Okay. If you've read this blog for a while, you'll know I have *issues*. And I don't mean gee, sometimes I get a little sad. I'll be the first to admit I am probably crazy on a level that few people want to deal with.
Which sometimes gets in the way of creativity.
First, you have the Rejection Roundhouse, which is the biggest reason I decided to stop trying for professional publication (Sorry, but if the only outcome of an effort is, I spend days sunk in a suicidal depression, that effort is probably not good for me.) This also effects IRL things. But the biggest problem I have is The Dip.
The Dip is what I call the thing that happens when a project is finished.It takes a lot of focused energy to work on things. This creates a really awesome high. I feel good with the world. Everybody loves me. I will conquer all. I finish the project, wrap it up, hit submit/publish/whatever and spend about one day basking in the glory that is my completed work.
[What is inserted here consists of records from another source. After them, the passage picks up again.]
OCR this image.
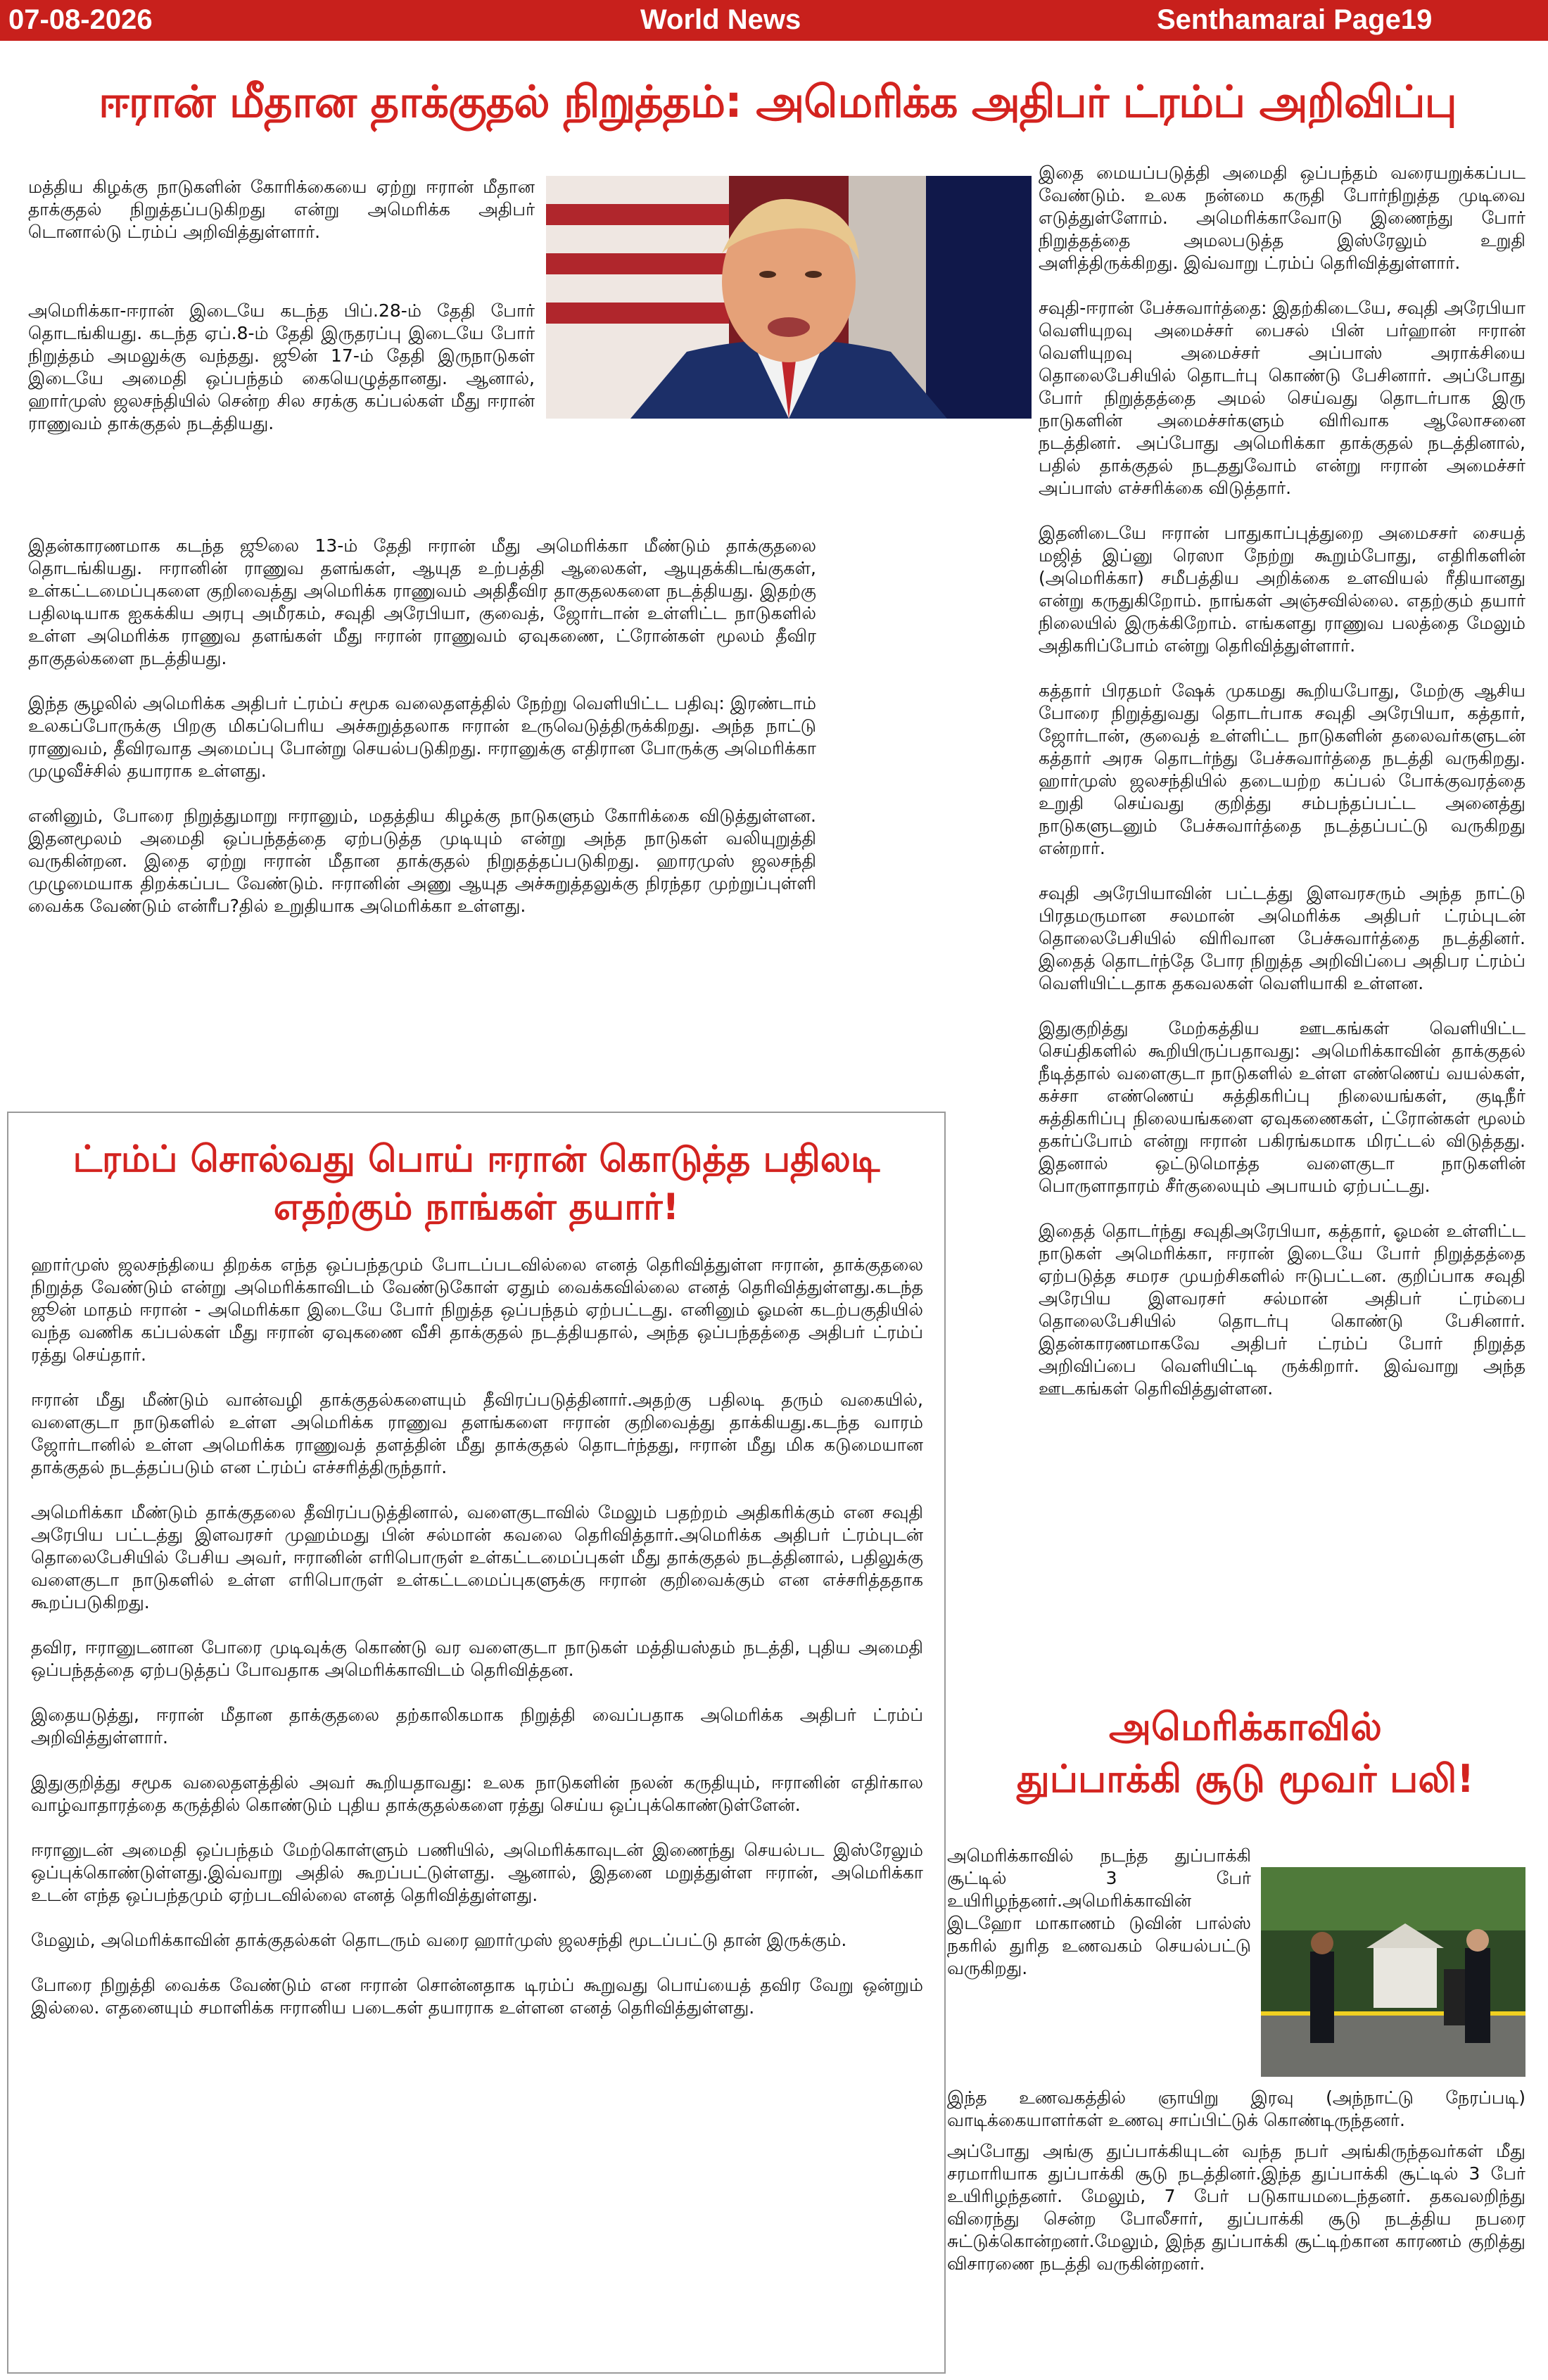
07-08-2026	World News	Senthamarai Page19
ஈரான் மீதான தாக்குதல் நிறுத்தம்: அமெரிக்க அதிபர் ட்ரம்ப் அறிவிப்பு

மத்திய கிழக்கு நாடுகளின் கோரிக்கையை ஏற்று ஈரான் மீதான தாக்குதல் நிறுத்தப்படுகிறது என்று அமெரிக்க அதிபர் டொனால்டு ட்ரம்ப் அறிவித்துள்ளார்.

அமெரிக்கா-ஈரான் இடையே கடந்த பிப்.28-ம் தேதி போர் தொடங்கியது. கடந்த ஏப்.8-ம் தேதி இருதரப்பு இடையே போர் நிறுத்தம் அமலுக்கு வந்தது. ஜூன் 17-ம் தேதி இருநாடுகள் இடையே அமைதி ஒப்பந்தம் கையெழுத்தானது. ஆனால், ஹார்முஸ் ஜலசந்தியில் சென்ற சில சரக்கு கப்பல்கள் மீது ஈரான் ராணுவம் தாக்குதல் நடத்தியது.

இதன்காரணமாக கடந்த ஜூலை 13-ம் தேதி ஈரான் மீது அமெரிக்கா மீண்டும் தாக்குதலை தொடங்கியது. ஈரானின் ராணுவ தளங்கள், ஆயுத உற்பத்தி ஆலைகள், ஆயுதக்கிடங்குகள், உள்கட்டமைப்புகளை குறிவைத்து அமெரிக்க ராணுவம் அதிதீவிர தாகுதலகளை நடத்தியது. இதற்கு பதிலடியாக ஐகக்கிய அரபு அமீரகம், சவுதி அரேபியா, குவைத், ஜோர்டான் உள்ளிட்ட நாடுகளில் உள்ள அமெரிக்க ராணுவ தளங்கள் மீது ஈரான் ராணுவம் ஏவுகணை, ட்ரோன்கள் மூலம் தீவிர தாகுதல்களை நடத்தியது.

இந்த சூழலில் அமெரிக்க அதிபர் ட்ரம்ப் சமூக வலைதளத்தில் நேற்று வெளியிட்ட பதிவு: இரண்டாம் உலகப்போருக்கு பிறகு மிகப்பெரிய அச்சுறுத்தலாக ஈரான் உருவெடுத்திருக்கிறது. அந்த நாட்டு ராணுவம், தீவிரவாத அமைப்பு போன்று செயல்படுகிறது. ஈரானுக்கு எதிரான போருக்கு அமெரிக்கா முழுவீச்சில் தயாராக உள்ளது.

எனினும், போரை நிறுத்துமாறு ஈரானும், மதத்திய கிழக்கு நாடுகளும் கோரிக்கை விடுத்துள்ளன. இதனமூலம் அமைதி ஒப்பந்தத்தை ஏற்படுத்த முடியும் என்று அந்த நாடுகள் வலியுறுத்தி வருகின்றன. இதை ஏற்று ஈரான் மீதான தாக்குதல் நிறுதத்தப்படுகிறது. ஹாரமுஸ் ஜலசந்தி முழுமையாக திறக்கப்பட வேண்டும். ஈரானின் அணு ஆயுத அச்சுறுத்தலுக்கு நிரந்தர முற்றுப்புள்ளி வைக்க வேண்டும் என்ரீப?தில் உறுதியாக அமெரிக்கா உள்ளது.

இதை மையப்படுத்தி அமைதி ஒப்பந்தம் வரையறுக்கப்பட வேண்டும். உலக நன்மை கருதி போர்நிறுத்த முடிவை எடுத்துள்ளோம். அமெரிக்காவோடு இணைந்து போர் நிறுத்தத்தை அமலபடுத்த இஸ்ரேலும் உறுதி அளித்திருக்கிறது. இவ்வாறு ட்ரம்ப் தெரிவித்துள்ளார்.

சவுதி-ஈரான் பேச்சுவார்த்தை: இதற்கிடையே, சவுதி அரேபியா வெளியுறவு அமைச்சர் பைசல் பின் பர்ஹான் ஈரான் வெளியுறவு அமைச்சர் அப்பாஸ் அராக்சியை தொலைபேசியில் தொடர்பு கொண்டு பேசினார். அப்போது போர் நிறுத்தத்தை அமல் செய்வது தொடர்பாக இரு நாடுகளின் அமைச்சர்களும் விரிவாக ஆலோசனை நடத்தினர். அப்போது அமெரிக்கா தாக்குதல் நடத்தினால், பதில் தாக்குதல் நடததுவோம் என்று ஈரான் அமைச்சர் அப்பாஸ் எச்சரிக்கை விடுத்தார்.

இதனிடையே ஈரான் பாதுகாப்புத்துறை அமைசசர் சையத் மஜித் இப்னு ரெஸா நேற்று கூறும்போது, எதிரிகளின் (அமெரிக்கா) சமீபத்திய அறிக்கை உளவியல் ரீதியானது என்று கருதுகிறோம். நாங்கள் அஞ்சவில்லை. எதற்கும் தயார் நிலையில் இருக்கிறோம். எங்களது ராணுவ பலத்தை மேலும் அதிகரிப்போம் என்று தெரிவித்துள்ளார்.

கத்தார் பிரதமர் ஷேக் முகமது கூறியபோது, மேற்கு ஆசிய போரை நிறுத்துவது தொடர்பாக சவுதி அரேபியா, கத்தார், ஜோர்டான், குவைத் உள்ளிட்ட நாடுகளின் தலைவர்களுடன் கத்தார் அரசு தொடர்ந்து பேச்சுவார்த்தை நடத்தி வருகிறது. ஹார்முஸ் ஜலசந்தியில் தடையற்ற கப்பல் போக்குவரத்தை உறுதி செய்வது குறித்து சம்பந்தப்பட்ட அனைத்து நாடுகளுடனும் பேச்சுவார்த்தை நடத்தப்பட்டு வருகிறது என்றார்.

சவுதி அரேபியாவின் பட்டத்து இளவரசரும் அந்த நாட்டு பிரதமருமான சலமான் அமெரிக்க அதிபர் ட்ரம்புடன் தொலைபேசியில் விரிவான பேச்சுவார்த்தை நடத்தினர். இதைத் தொடர்ந்தே போர நிறுத்த அறிவிப்பை அதிபர ட்ரம்ப் வெளியிட்டதாக தகவலகள் வெளியாகி உள்ளன.

இதுகுறித்து மேற்கத்திய ஊடகங்கள் வெளியிட்ட செய்திகளில் கூறியிருப்பதாவது: அமெரிக்காவின் தாக்குதல் நீடித்தால் வளைகுடா நாடுகளில் உள்ள எண்ணெய் வயல்கள், கச்சா எண்ணெய் சுத்திகரிப்பு நிலையங்கள், குடிநீர் சுத்திகரிப்பு நிலையங்களை ஏவுகணைகள், ட்ரோன்கள் மூலம் தகர்ப்போம் என்று ஈரான் பகிரங்கமாக மிரட்டல் விடுத்தது. இதனால் ஒட்டுமொத்த வளைகுடா நாடுகளின் பொருளாதாரம் சீர்குலையும் அபாயம் ஏற்பட்டது.

இதைத் தொடர்ந்து சவுதிஅரேபியா, கத்தார், ஓமன் உள்ளிட்ட நாடுகள் அமெரிக்கா, ஈரான் இடையே போர் நிறுத்தத்தை ஏற்படுத்த சமரச முயற்சிகளில் ஈடுபட்டன. குறிப்பாக சவுதி அரேபிய இளவரசர் சல்மான் அதிபர் ட்ரம்பை தொலைபேசியில் தொடர்பு கொண்டு பேசினார். இதன்காரணமாகவே அதிபர் ட்ரம்ப் போர் நிறுத்த அறிவிப்பை வெளியிட்டி ருக்கிறார். இவ்வாறு அந்த ஊடகங்கள் தெரிவித்துள்ளன.

ட்ரம்ப் சொல்வது பொய் ஈரான் கொடுத்த பதிலடி
எதற்கும் நாங்கள் தயார்!

ஹார்முஸ் ஜலசந்தியை திறக்க எந்த ஒப்பந்தமும் போடப்படவில்லை எனத் தெரிவித்துள்ள ஈரான், தாக்குதலை நிறுத்த வேண்டும் என்று அமெரிக்காவிடம் வேண்டுகோள் ஏதும் வைக்கவில்லை எனத் தெரிவித்துள்ளது.கடந்த ஜூன் மாதம் ஈரான் - அமெரிக்கா இடையே போர் நிறுத்த ஒப்பந்தம் ஏற்பட்டது. எனினும் ஓமன் கடற்பகுதியில் வந்த வணிக கப்பல்கள் மீது ஈரான் ஏவுகணை வீசி தாக்குதல் நடத்தியதால், அந்த ஒப்பந்தத்தை அதிபர் ட்ரம்ப் ரத்து செய்தார்.

ஈரான் மீது மீண்டும் வான்வழி தாக்குதல்களையும் தீவிரப்படுத்தினார்.அதற்கு பதிலடி தரும் வகையில், வளைகுடா நாடுகளில் உள்ள அமெரிக்க ராணுவ தளங்களை ஈரான் குறிவைத்து தாக்கியது.கடந்த வாரம் ஜோர்டானில் உள்ள அமெரிக்க ராணுவத் தளத்தின் மீது தாக்குதல் தொடர்ந்தது, ஈரான் மீது மிக கடுமையான தாக்குதல் நடத்தப்படும் என ட்ரம்ப் எச்சரித்திருந்தார்.

அமெரிக்கா மீண்டும் தாக்குதலை தீவிரப்படுத்தினால், வளைகுடாவில் மேலும் பதற்றம் அதிகரிக்கும் என சவுதி அரேபிய பட்டத்து இளவரசர் முஹம்மது பின் சல்மான் கவலை தெரிவித்தார்.அமெரிக்க அதிபர் ட்ரம்புடன் தொலைபேசியில் பேசிய அவர், ஈரானின் எரிபொருள் உள்கட்டமைப்புகள் மீது தாக்குதல் நடத்தினால், பதிலுக்கு வளைகுடா நாடுகளில் உள்ள எரிபொருள் உள்கட்டமைப்புகளுக்கு ஈரான் குறிவைக்கும் என எச்சரித்ததாக கூறப்படுகிறது.

தவிர, ஈரானுடனான போரை முடிவுக்கு கொண்டு வர வளைகுடா நாடுகள் மத்தியஸ்தம் நடத்தி, புதிய அமைதி ஒப்பந்தத்தை ஏற்படுத்தப் போவதாக அமெரிக்காவிடம் தெரிவித்தன.

இதையடுத்து, ஈரான் மீதான தாக்குதலை தற்காலிகமாக நிறுத்தி வைப்பதாக அமெரிக்க அதிபர் ட்ரம்ப் அறிவித்துள்ளார்.

இதுகுறித்து சமூக வலைதளத்தில் அவர் கூறியதாவது: உலக நாடுகளின் நலன் கருதியும், ஈரானின் எதிர்கால வாழ்வாதாரத்தை கருத்தில் கொண்டும் புதிய தாக்குதல்களை ரத்து செய்ய ஒப்புக்கொண்டுள்ளேன்.

ஈரானுடன் அமைதி ஒப்பந்தம் மேற்கொள்ளும் பணியில், அமெரிக்காவுடன் இணைந்து செயல்பட இஸ்ரேலும் ஒப்புக்கொண்டுள்ளது.இவ்வாறு அதில் கூறப்பட்டுள்ளது. ஆனால், இதனை மறுத்துள்ள ஈரான், அமெரிக்கா உடன் எந்த ஒப்பந்தமும் ஏற்படவில்லை எனத் தெரிவித்துள்ளது.

மேலும், அமெரிக்காவின் தாக்குதல்கள் தொடரும் வரை ஹார்முஸ் ஜலசந்தி மூடப்பட்டு தான் இருக்கும்.

போரை நிறுத்தி வைக்க வேண்டும் என ஈரான் சொன்னதாக டிரம்ப் கூறுவது பொய்யைத் தவிர வேறு ஒன்றும் இல்லை. எதனையும் சமாளிக்க ஈரானிய படைகள் தயாராக உள்ளன எனத் தெரிவித்துள்ளது.

அமெரிக்காவில்
துப்பாக்கி சூடு மூவர் பலி!

அமெரிக்காவில் நடந்த துப்பாக்கி சூட்டில் 3 பேர் உயிரிழந்தனர்.அமெரிக்காவின் இடஹோ மாகாணம் டுவின் பால்ஸ் நகரில் துரித உணவகம் செயல்பட்டு வருகிறது.

இந்த உணவகத்தில் ஞாயிறு இரவு (அந்நாட்டு நேரப்படி) வாடிக்கையாளர்கள் உணவு சாப்பிட்டுக் கொண்டிருந்தனர்.

அப்போது அங்கு துப்பாக்கியுடன் வந்த நபர் அங்கிருந்தவர்கள் மீது சரமாரியாக துப்பாக்கி சூடு நடத்தினர்.இந்த துப்பாக்கி சூட்டில் 3 பேர் உயிரிழந்தனர். மேலும், 7 பேர் படுகாயமடைந்தனர். தகவலறிந்து விரைந்து சென்ற போலீசார், துப்பாக்கி சூடு நடத்திய நபரை சுட்டுக்கொன்றனர்.மேலும், இந்த துப்பாக்கி சூட்டிற்கான காரணம் குறித்து விசாரணை நடத்தி வருகின்றனர்.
And then my brain, exhausted from days of pumping out happy chemicals, mutters "thank GOD that's over" and sinks like the Titanic was carrying an atomic bomb when the iceberg hit. And floundering through the mess left afterwards? It SUCKS.
Worst part is, it's not something that can just be, like, fixed. It's natural brain chemistry, I think. Only thing that can fix it is throwing myself whole hog into a brand new project.
Ah, well. That's the ramble for today. You'll get another chapter of Captive soon. Ish. I just don't want to deal with the stupid today.